On peut donc en conclure que la lutte contre la misère est menée d'une façon efficace en Algérie et si le bilan matériel de la campagne se traduit par des chiffres élevés (annexe I), ce sont surtout l'effort général de solidarité entre français et musulmans et non musulmans et la bienveillante sollicitude de l'administration qu'il convient d'apprécier.

ANNEXE I
Bilan Général au 1" Mars 1946

CREDITS DEJA ATTRIBUES

A. - VALIDES (chantiers)
B.- INVALIDES
Sur les crédits de la section XVIII chap. 39 Sur avances à régulariser :
Alger. 30.513.000 fr Alger 14.000.000 fr.
Oran 20.483.500 fr. Oran 8.000.000 fr.
Constantine 41.756.750 fr. Constantine 26.000.000 fr.
Total 92.353.250 Total 48.000.000 fr.


SEANCE DE LA COMMISSION DES FINANCES DE L'ASSEMBLEE FINANCIERE DU 23 MARS 1946

Dépenses de l'exercice 1946
Dépenses nouvelles à prévoir
Avances à régulariser :  
Aide à la population musulmane   En sus du crédit de 100 millions accordé, la direction des Réformes musulmanes demande une nouvelle avance à régulariser de 125.000.000
Secours alimentaires et organisation des
chantiers de travail
100.000.000

ANNEXE II
BILAN DU DEPARTEMENT D'ALGER AU Ier MARS 1946

Assistance aux valides
Les 30.513.000 fr. alloués au département d'Alger ont permis d'ouvrir 242 chantiers et d'occuper 18.000 ouvriers par jour.

L'arrondissement de Blida a en outre reçu par les soins du préfet, une allocation de 4.350.000 fr. qui permettra d'employer tous les chômeurs tandis que 1.176.000 frs ont été alloués à l'arrondissement d'Alger et 870.000 frs à celui d'Aumale.

Assistance aux invalides
14.000.000 de frs ont été alloués au département d'Alger.

59 soupes populaires servant 16.000 repas par jour ont été créées et 65.00 invalides reçoivent gratuitement leurs denrées contingentées et en outre des denrées de diverses natures.

Dans la seule ville d'Alger, 11 soupes fonctionnent.

64.542 repas ont été distribués en janvier, et 29.300 miséreux ont été secourus. Du 1" au 25 février 53.816 repas ont été serviset 29.000 miséreux secourus.
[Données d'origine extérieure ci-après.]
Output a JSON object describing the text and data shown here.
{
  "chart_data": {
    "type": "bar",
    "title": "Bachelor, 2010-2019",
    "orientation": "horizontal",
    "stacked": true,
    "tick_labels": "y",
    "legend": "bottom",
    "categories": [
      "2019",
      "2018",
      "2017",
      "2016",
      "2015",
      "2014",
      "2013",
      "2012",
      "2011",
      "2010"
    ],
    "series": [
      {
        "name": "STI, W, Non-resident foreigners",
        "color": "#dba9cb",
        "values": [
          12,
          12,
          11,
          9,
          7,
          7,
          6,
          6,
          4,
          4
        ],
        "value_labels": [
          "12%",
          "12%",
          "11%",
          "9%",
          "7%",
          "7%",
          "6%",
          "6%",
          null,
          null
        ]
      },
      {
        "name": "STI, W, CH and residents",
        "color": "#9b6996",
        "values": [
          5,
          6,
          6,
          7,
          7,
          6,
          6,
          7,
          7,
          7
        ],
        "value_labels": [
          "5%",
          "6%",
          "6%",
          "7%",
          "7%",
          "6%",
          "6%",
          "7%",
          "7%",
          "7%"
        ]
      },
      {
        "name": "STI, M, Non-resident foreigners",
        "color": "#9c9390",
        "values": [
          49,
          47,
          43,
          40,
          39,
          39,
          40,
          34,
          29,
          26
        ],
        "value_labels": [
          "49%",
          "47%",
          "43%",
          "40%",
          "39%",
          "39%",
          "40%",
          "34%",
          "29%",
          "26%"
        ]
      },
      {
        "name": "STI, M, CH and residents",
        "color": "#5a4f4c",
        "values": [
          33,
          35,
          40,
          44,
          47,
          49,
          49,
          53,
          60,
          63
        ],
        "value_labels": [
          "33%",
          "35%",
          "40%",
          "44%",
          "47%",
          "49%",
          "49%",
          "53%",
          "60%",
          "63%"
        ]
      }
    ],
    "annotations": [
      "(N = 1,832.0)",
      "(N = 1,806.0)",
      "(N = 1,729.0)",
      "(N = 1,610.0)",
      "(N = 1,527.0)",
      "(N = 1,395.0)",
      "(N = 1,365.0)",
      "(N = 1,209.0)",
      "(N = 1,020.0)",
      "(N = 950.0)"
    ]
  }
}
Dans de nombreuses communes l'assistance est en voie d'organisation.


BILAN DU DEPARTEMENT D'ORAN AU 1er MARS 1946

Assistance aux valides
Crédits alloués : 20.483.500 frs, absorbés en presque totalité par les 10.000 chômeurs employés dans les 46 chantiers créés.

Assistance aux invalides
Crédits alloués : 8 millions qui permettent le fonctionnement de 17 soupes populaires et des distributions de denrées gratuites à 40.000 invalides.
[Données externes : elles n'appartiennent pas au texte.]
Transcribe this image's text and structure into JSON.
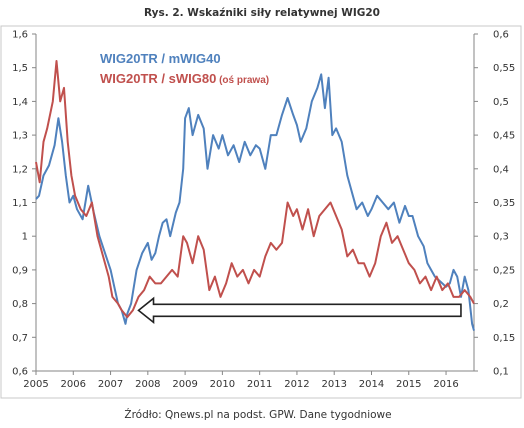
{
  "chart_data": {
    "type": "line",
    "title": "Rys. 2. Wskaźniki siły relatywnej WIG20",
    "source": "Źródło: Qnews.pl na podst. GPW. Dane tygodniowe",
    "xlabel": "",
    "ylabel": "",
    "x_ticks": [
      "2005",
      "2006",
      "2007",
      "2008",
      "2009",
      "2010",
      "2011",
      "2012",
      "2013",
      "2014",
      "2015",
      "2016"
    ],
    "xlim": [
      2005.0,
      2016.75
    ],
    "y_left": {
      "lim": [
        0.6,
        1.6
      ],
      "ticks": [
        "0,6",
        "0,7",
        "0,8",
        "0,9",
        "1",
        "1,1",
        "1,2",
        "1,3",
        "1,4",
        "1,5",
        "1,6"
      ]
    },
    "y_right": {
      "lim": [
        0.1,
        0.6
      ],
      "ticks": [
        "0,1",
        "0,15",
        "0,2",
        "0,25",
        "0,3",
        "0,35",
        "0,4",
        "0,45",
        "0,5",
        "0,55",
        "0,6"
      ]
    },
    "grid": false,
    "legend_position": "top-center",
    "series": [
      {
        "name": "WIG20TR / mWIG40",
        "axis": "left",
        "color": "#4f81bd",
        "x": [
          2005.0,
          2005.08,
          2005.2,
          2005.35,
          2005.5,
          2005.6,
          2005.7,
          2005.8,
          2005.9,
          2006.0,
          2006.1,
          2006.25,
          2006.4,
          2006.55,
          2006.7,
          2006.85,
          2007.0,
          2007.1,
          2007.2,
          2007.3,
          2007.4,
          2007.45,
          2007.55,
          2007.7,
          2007.85,
          2008.0,
          2008.1,
          2008.2,
          2008.3,
          2008.4,
          2008.5,
          2008.6,
          2008.75,
          2008.85,
          2008.95,
          2009.0,
          2009.1,
          2009.2,
          2009.35,
          2009.5,
          2009.6,
          2009.75,
          2009.9,
          2010.0,
          2010.15,
          2010.3,
          2010.45,
          2010.6,
          2010.75,
          2010.9,
          2011.0,
          2011.15,
          2011.3,
          2011.45,
          2011.6,
          2011.75,
          2011.9,
          2012.0,
          2012.1,
          2012.25,
          2012.4,
          2012.55,
          2012.65,
          2012.75,
          2012.85,
          2012.95,
          2013.05,
          2013.2,
          2013.35,
          2013.5,
          2013.6,
          2013.75,
          2013.9,
          2014.0,
          2014.15,
          2014.3,
          2014.45,
          2014.6,
          2014.75,
          2014.9,
          2015.0,
          2015.1,
          2015.25,
          2015.4,
          2015.5,
          2015.6,
          2015.7,
          2015.8,
          2015.9,
          2016.0,
          2016.1,
          2016.2,
          2016.3,
          2016.4,
          2016.5,
          2016.6,
          2016.7,
          2016.75
        ],
        "y": [
          1.11,
          1.12,
          1.18,
          1.21,
          1.27,
          1.35,
          1.28,
          1.18,
          1.1,
          1.12,
          1.08,
          1.05,
          1.15,
          1.07,
          1.0,
          0.95,
          0.9,
          0.85,
          0.8,
          0.78,
          0.74,
          0.77,
          0.8,
          0.9,
          0.95,
          0.98,
          0.93,
          0.95,
          1.0,
          1.04,
          1.05,
          1.0,
          1.07,
          1.1,
          1.2,
          1.35,
          1.38,
          1.3,
          1.36,
          1.32,
          1.2,
          1.3,
          1.26,
          1.3,
          1.24,
          1.27,
          1.22,
          1.28,
          1.24,
          1.27,
          1.26,
          1.2,
          1.3,
          1.3,
          1.36,
          1.41,
          1.36,
          1.33,
          1.28,
          1.32,
          1.4,
          1.44,
          1.48,
          1.38,
          1.47,
          1.3,
          1.32,
          1.28,
          1.18,
          1.12,
          1.08,
          1.1,
          1.06,
          1.08,
          1.12,
          1.1,
          1.08,
          1.1,
          1.04,
          1.09,
          1.06,
          1.06,
          1.0,
          0.97,
          0.92,
          0.9,
          0.88,
          0.87,
          0.86,
          0.85,
          0.86,
          0.9,
          0.88,
          0.82,
          0.88,
          0.84,
          0.74,
          0.72
        ]
      },
      {
        "name": "WIG20TR / sWIG80 (oś prawa)",
        "axis": "right",
        "color": "#c0504d",
        "x": [
          2005.0,
          2005.1,
          2005.2,
          2005.3,
          2005.45,
          2005.55,
          2005.65,
          2005.75,
          2005.85,
          2005.95,
          2006.05,
          2006.2,
          2006.35,
          2006.5,
          2006.65,
          2006.8,
          2006.95,
          2007.05,
          2007.2,
          2007.3,
          2007.45,
          2007.6,
          2007.75,
          2007.9,
          2008.05,
          2008.2,
          2008.35,
          2008.5,
          2008.65,
          2008.8,
          2008.95,
          2009.05,
          2009.2,
          2009.35,
          2009.5,
          2009.65,
          2009.8,
          2009.95,
          2010.1,
          2010.25,
          2010.4,
          2010.55,
          2010.7,
          2010.85,
          2011.0,
          2011.15,
          2011.3,
          2011.45,
          2011.6,
          2011.75,
          2011.9,
          2012.0,
          2012.15,
          2012.3,
          2012.45,
          2012.6,
          2012.75,
          2012.9,
          2013.05,
          2013.2,
          2013.35,
          2013.5,
          2013.65,
          2013.8,
          2013.95,
          2014.1,
          2014.25,
          2014.4,
          2014.55,
          2014.7,
          2014.85,
          2015.0,
          2015.15,
          2015.3,
          2015.45,
          2015.6,
          2015.75,
          2015.9,
          2016.05,
          2016.2,
          2016.35,
          2016.5,
          2016.65,
          2016.75
        ],
        "y": [
          0.41,
          0.38,
          0.44,
          0.46,
          0.5,
          0.56,
          0.5,
          0.52,
          0.44,
          0.39,
          0.36,
          0.34,
          0.33,
          0.35,
          0.3,
          0.27,
          0.24,
          0.21,
          0.2,
          0.19,
          0.18,
          0.19,
          0.21,
          0.22,
          0.24,
          0.23,
          0.23,
          0.24,
          0.25,
          0.24,
          0.3,
          0.29,
          0.26,
          0.3,
          0.28,
          0.22,
          0.24,
          0.21,
          0.23,
          0.26,
          0.24,
          0.25,
          0.23,
          0.25,
          0.24,
          0.27,
          0.29,
          0.28,
          0.29,
          0.35,
          0.33,
          0.34,
          0.31,
          0.34,
          0.3,
          0.33,
          0.34,
          0.35,
          0.33,
          0.31,
          0.27,
          0.28,
          0.26,
          0.26,
          0.24,
          0.26,
          0.3,
          0.32,
          0.29,
          0.3,
          0.28,
          0.26,
          0.25,
          0.23,
          0.24,
          0.22,
          0.24,
          0.22,
          0.23,
          0.21,
          0.21,
          0.22,
          0.21,
          0.2
        ]
      }
    ],
    "annotations": [
      {
        "type": "arrow",
        "direction": "left",
        "from": {
          "x": 2016.4,
          "y": 0.78
        },
        "to": {
          "x": 2007.75,
          "y": 0.78
        }
      }
    ]
  }
}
BILAN DU DEPARTEMENT DE CONSTANTINE AU 1er MARS 1946

Assistance aux valides
Crédits alloués : 41.756.750 frs dont 2.000.000 spécialement destinés à la ville de Sétif.
Grâce à cette somme augmentée de la participation des communes, 487 chantiers employant 35.000 chômeurs ont été créés.

Assistance aux invalides
Crédits alloués : 26.000.000 de fr.

Cette somme est suffisante en temps normal pour secourir les 62.300 miséreux signalés dans le département.

12.000.000 de frs ont été réclamés et attribués pour venir en aide aux sinistrés du séisme du 12 février 1946.
64 soupes populaires servent 30.500 repas par jour.
85.000 invalides bénéficient des distributions gratuites.